I support public transit and recognize that it must be subsidized just as we subsidize the provision of roads and streets for those of us who drive. It’s great that we offer a bus service from Okanagan College to UBCO but I find the level of subsidy to be excessive. I think riders need to bear more of the cost of the service.
As reported in The Morning Star, each Okanagan College to UBCO bus has a $240,000 annual subsidy with half coming from local taxpayers and half from provincial taxpayers via BC Transit. We are told these buses are jam packed and riders are being left behind but everyone is reluctant to cough up another $240,000 per annum subsidy for another bus.
Let’s assume a packed bus holds 60 riders with as many standees as it can cram in. We are told each bus makes four trips per day so that’s 240 riders per bus each day, 1,200 per five-day week, 4,800 per month or 38,400 over an eight-month school year.

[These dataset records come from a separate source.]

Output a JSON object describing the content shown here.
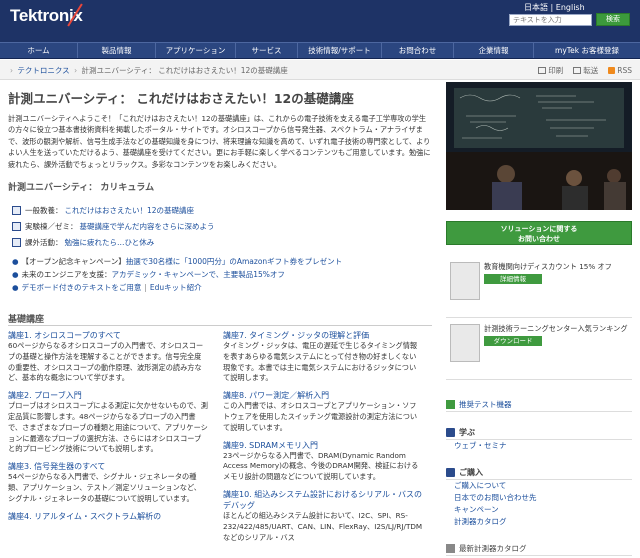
{
  "header": {
    "brand": "Tektronix",
    "language": "日本語 | English",
    "search_placeholder": "テキストを入力",
    "search_button": "検索"
  },
  "nav": [
    {
      "label": "ホーム",
      "width": 0
    },
    {
      "label": "製品情報"
    },
    {
      "label": "アプリケーション"
    },
    {
      "label": "サービス"
    },
    {
      "label": "技術情報/サポート"
    },
    {
      "label": "お問合わせ"
    },
    {
      "label": "企業情報"
    },
    {
      "label": "myTek お客様登録"
    }
  ],
  "breadcrumb": {
    "items": [
      "テクトロニクス",
      "計測ユニバーシティ： これだけはおさえたい！12の基礎講座"
    ],
    "print": "印刷",
    "send": "転送",
    "rss": "RSS"
  },
  "main": {
    "title": "計測ユニバーシティ： これだけはおさえたい！12の基礎講座",
    "intro": "計測ユニバーシティへようこそ！「これだけはおさえたい！12の基礎講座」は、これからの電子技術を支える電子工学専攻の学生の方々に役立つ基本書技術資料を掲載したポータル・サイトです。オシロスコープから信号発生器、スペクトラム・アナライザまで、波形の観測や解析、信号生成手法などの基礎知識を身につけ、将来理論な知識を高めて、いずれ電子技術の専門家として、よりよい人生を送っていただけるよう、基礎講座を受けてください。更にお手軽に楽しく学べるコンテンツもご用意しています。勉強に疲れたら、課外活動でちょっとリラックス。多彩なコンテンツをお楽しみください。",
    "curriculum_heading": "計測ユニバーシティ： カリキュラム",
    "curriculum": [
      {
        "label": "一般教養：",
        "link": "これだけはおさえたい！12の基礎講座"
      },
      {
        "label": "実験棟／ゼミ：",
        "link": "基礎講座で学んだ内容をさらに深めよう"
      },
      {
        "label": "課外活動：",
        "link": "勉強に疲れたら…ひと休み"
      }
    ],
    "promo_lines": [
      {
        "text": "【オープン記念キャンペーン】",
        "link": "抽選で30名様に「1000円分」のAmazonギフト券をプレゼント"
      },
      {
        "text": "未来のエンジニアを支援：",
        "link": "アカデミック・キャンペーンで、主要製品15%オフ"
      },
      {
        "links": [
          "デモボード付きのテキストをご用意",
          "Eduキット紹介"
        ]
      }
    ],
    "basic_heading": "基礎講座",
    "lectures_left": [
      {
        "title": "講座1. オシロスコープのすべて",
        "desc": "60ページからなるオシロスコープの入門書で、オシロスコープの基礎と操作方法を理解することができます。信号完全度の重要性、オシロスコープの動作原理、波形測定の読み方など、基本的な概念について学びます。"
      },
      {
        "title": "講座2. プローブ入門",
        "desc": "プローブはオシロスコープによる測定に欠かせないもので、測定品質に影響します。48ページからなるプローブの入門書で、さまざまなプローブの種類と用途について、アプリケーションに最適なプローブの選択方法、さらにはオシロスコープと的プロービング技術についても説明します。"
      },
      {
        "title": "講座3. 信号発生器のすべて",
        "desc": "54ページからなる入門書で、シグナル・ジェネレータの種類、アプリケーション、テスト／測定ソリューションなど、シグナル・ジェネレータの基礎について説明しています。"
      },
      {
        "title": "講座4. リアルタイム・スペクトラム解析の",
        "desc": ""
      }
    ],
    "lectures_right": [
      {
        "title": "講座7. タイミング・ジッタの理解と評価",
        "desc": "タイミング・ジッタは、電圧の遅延で生じるタイミング情報を表すあらゆる電気システムにとって付き物の好ましくない現象です。本書では主に電気システムにおけるジッタについて説明します。"
      },
      {
        "title": "講座8. パワー測定／解析入門",
        "desc": "この入門書では、オシロスコープとアプリケーション・ソフトウェアを使用したスイッチング電源設計の測定方法について説明しています。"
      },
      {
        "title": "講座9. SDRAMメモリ入門",
        "desc": "23ページからなる入門書で、DRAM(Dynamic Random Access Memory)の概念、今後のDRAM開発、検証におけるメモリ設計の問題などについて説明しています。"
      },
      {
        "title": "講座10. 組込みシステム設計におけるシリアル・バスのデバッグ",
        "desc": "ほとんどの組込みシステム設計において、I2C、SPI、RS-232/422/485/UART、CAN、LIN、FlexRay、I2S/LJ/RJ/TDMなどのシリアル・バス"
      }
    ]
  },
  "sidebar": {
    "cta": "ソリューションに関する\nお問い合わせ",
    "promos": [
      {
        "text": "教育機関向けディスカウント 15% オフ",
        "button": "詳細情報"
      },
      {
        "text": "計測技術ラーニングセンター入気ランキング",
        "button": "ダウンロード"
      }
    ],
    "recommended": "推奨テスト機器",
    "learn_heading": "学ぶ",
    "learn_links": [
      "ウェブ・セミナ"
    ],
    "buy_heading": "ご購入",
    "buy_links": [
      "ご購入について",
      "日本でのお問い合わせ先",
      "キャンペーン",
      "計測器カタログ"
    ],
    "bottom": "最新計測器カタログ"
  },
  "colors": {
    "header_bg": "#1e3366",
    "nav_bg": "#2b4680",
    "link": "#1c4f9c",
    "accent_green": "#3f9a3f"
  }
}
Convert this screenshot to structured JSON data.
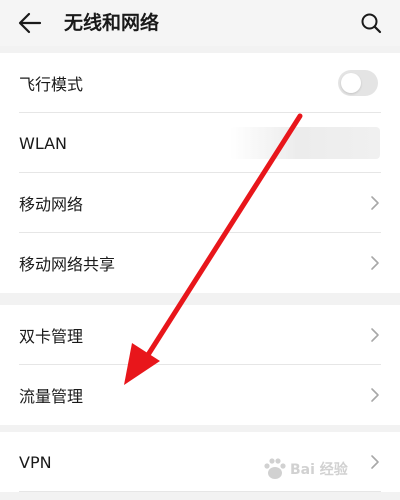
{
  "header": {
    "title": "无线和网络",
    "back_icon": "arrow-left-icon",
    "search_icon": "search-icon"
  },
  "groups": [
    {
      "rows": [
        {
          "label": "飞行模式",
          "control": "toggle",
          "toggle_on": false
        },
        {
          "label": "WLAN",
          "control": "value"
        },
        {
          "label": "移动网络",
          "control": "chevron"
        },
        {
          "label": "移动网络共享",
          "control": "chevron"
        }
      ]
    },
    {
      "rows": [
        {
          "label": "双卡管理",
          "control": "chevron"
        },
        {
          "label": "流量管理",
          "control": "chevron"
        }
      ]
    },
    {
      "rows": [
        {
          "label": "VPN",
          "control": "chevron"
        }
      ]
    }
  ],
  "annotation": {
    "color": "#e8161b",
    "icon": "red-arrow-annotation"
  },
  "watermark": {
    "text": "Bai 经验",
    "icon": "baidu-paw-icon"
  }
}
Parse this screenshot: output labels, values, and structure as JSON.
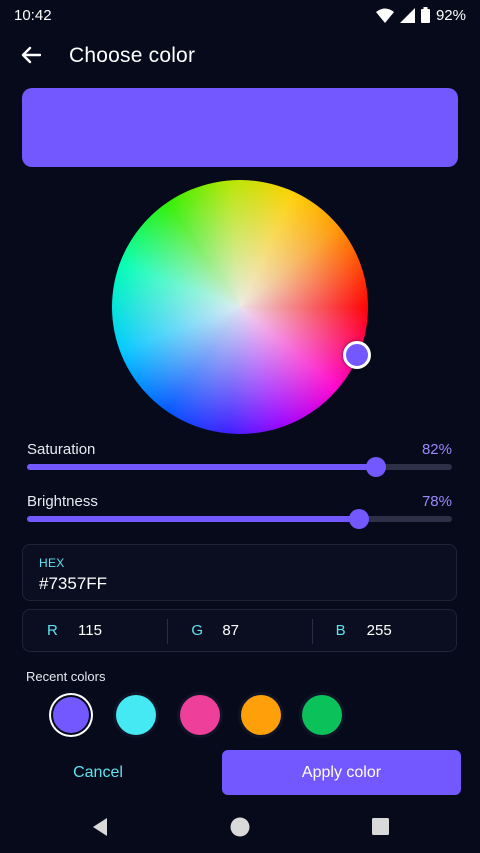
{
  "status_bar": {
    "time": "10:42",
    "battery": "92%",
    "icons": [
      "wifi-icon",
      "signal-icon",
      "battery-icon"
    ]
  },
  "app_bar": {
    "title": "Choose color",
    "back_icon": "arrow-left-icon"
  },
  "color": {
    "selected_hex": "#7357FF"
  },
  "sliders": [
    {
      "label": "Saturation",
      "value_text": "82%",
      "value": 0.82
    },
    {
      "label": "Brightness",
      "value_text": "78%",
      "value": 0.78
    }
  ],
  "hex_field": {
    "label": "HEX",
    "value": "#7357FF"
  },
  "rgb": [
    {
      "key": "R",
      "value": "115"
    },
    {
      "key": "G",
      "value": "87"
    },
    {
      "key": "B",
      "value": "255"
    }
  ],
  "recent": {
    "label": "Recent colors",
    "colors": [
      "#7357ff",
      "#45e9f3",
      "#ee3f9b",
      "#ffa00a",
      "#0ac15a"
    ]
  },
  "actions": {
    "cancel": "Cancel",
    "apply": "Apply color"
  },
  "nav": {
    "icons": [
      "back-triangle-icon",
      "home-circle-icon",
      "recents-square-icon"
    ]
  }
}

So, using these as illustrative numbers, simple arithmetic shows that a $6.25 increase per one-way trip could eliminate the annual $240,000 per bus subsidy in its entirety. Well, we all know that is too much of an increase and is not going to happen. But, it shows the revenue generating power of a fare increase that is spread over a lot of riders.
Yes, these are not substantiated ridership numbers but they suffice to clearly show that elected officials need to sharpen their pencils and revisit the bus issue. The existing $240,000 annual public subsidy per bus is exorbitantly unfair to taxpayers.
The need for a fare increase should be obvious. Unfortunately, we seem to lack a quorum of elected officials capable of keeping taxpayers from being gouged.